Twenty-six years ago, Radhica Saith published a book titled Why Not a Woman? It paid tribute to more than 100 women in Trinidad who had been making a difference in various spheres of life.

One of the women featured at the time was former government minister and mother of our current AG, Faris Al Rawi. For most of her public life, former Minister Diane Seukeran has been at the forefront of the women’s movement. She has stood solidly in defence of women’s rights, and it is unfortunate that her son is now a leader in an administration that is being accused of covering up sexual harassment.

Almost three decades later, the government has relegated sexual harassment to the status of a policy initiative and not a ‘peep’ from the women’s movement. Why are we complicit in this injustice? Our daughters and granddaughters will not forgive us. Were it not for the man Kirk Waithe, Rolph Balgobin may still be at Angostura and the current investigation into the Darryl Smith affair may have had a more muted response, with the minister of labour happily shunting off complainants to the Equal Opportunities Commission. Well, this is not good enough.

Photo: Former Minister of Sport Darryl Smith and PM Dr Keith Rowley at Brian Lara Stadium opening in 2017. (via trinidadexpress.com)

Nothing less than sexual harassment legislation will provide the women of this country with the systems and structures that are required for their safety in the workplace. I hasten to add that sexual harassment is not a gender issue but, for the moment, the women are falling short in their advocacy for this issue. Where are we? Why are we quiet on this issue? My late mother would have asked: “Cat got yuh tongue?”

Where are the more than 100 organizations who march every year for women’s rights? What is their view about sexual harassment legislation? The landscape is overflowing with commentary about Daryl Smith and who attempted to cover up what, while the substantive issue is being ignored. This sordid issue will play out as it will in the public domain, but what will happen to the persons who continue to be victims? Without legislation, this issue will recur again and again.

The only solution is the implementation of sexual harassment legislation. Governments past and present have demonstrated that whenever they wish to fast track any legislation, they can. Sexual harassment legislation in this country requires urgent and immediate attention, and women must step forward and make our voices heard. If the current prime minister wishes to recover from his analogy of women being like golf courses and, therefore, needed daily grooming, here’s an opportunity for him to get into emergency mode and pilot sexual harassment legislation in parliament. Only a foolish opposition would not support such legislation.
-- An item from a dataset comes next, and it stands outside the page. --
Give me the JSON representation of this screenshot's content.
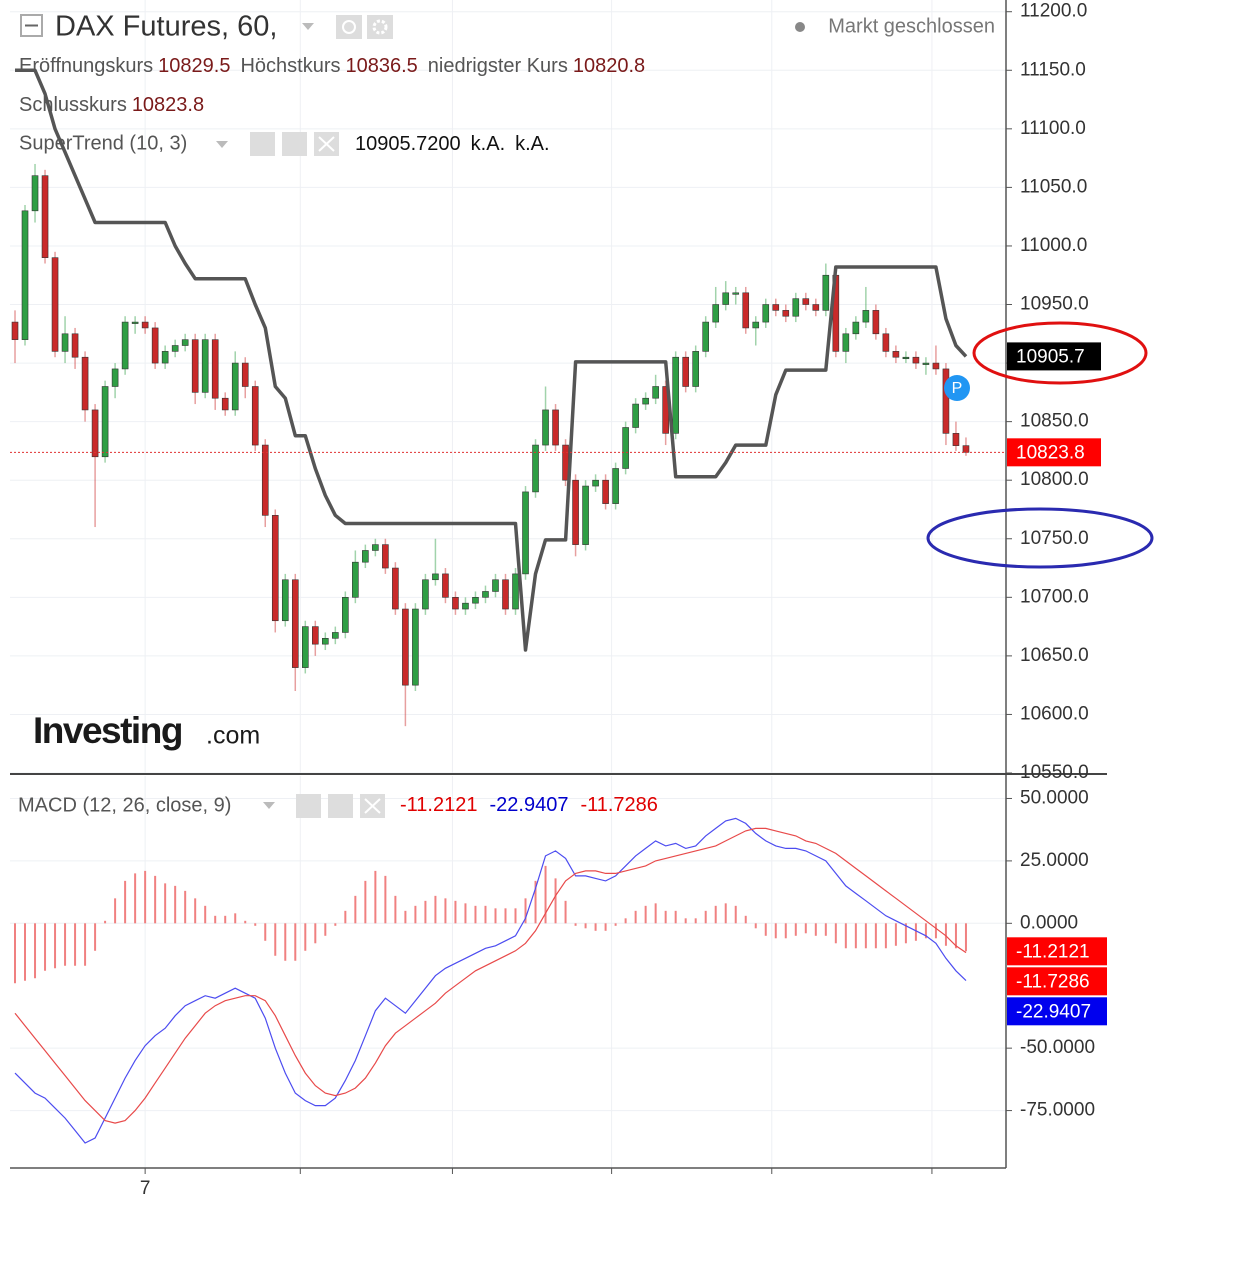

My optimistic interpretation of the resounding silence by women is that this is the calm before the storm. My optimistic view is that the women’s movement is at a breaking point and that this injustice will not continue. Women will rise and demand that the prime minister atones for his intemperance by making sexual harassment legislation part of the successes of the 11th Parliament of the Republic of Trinidad and Tobago.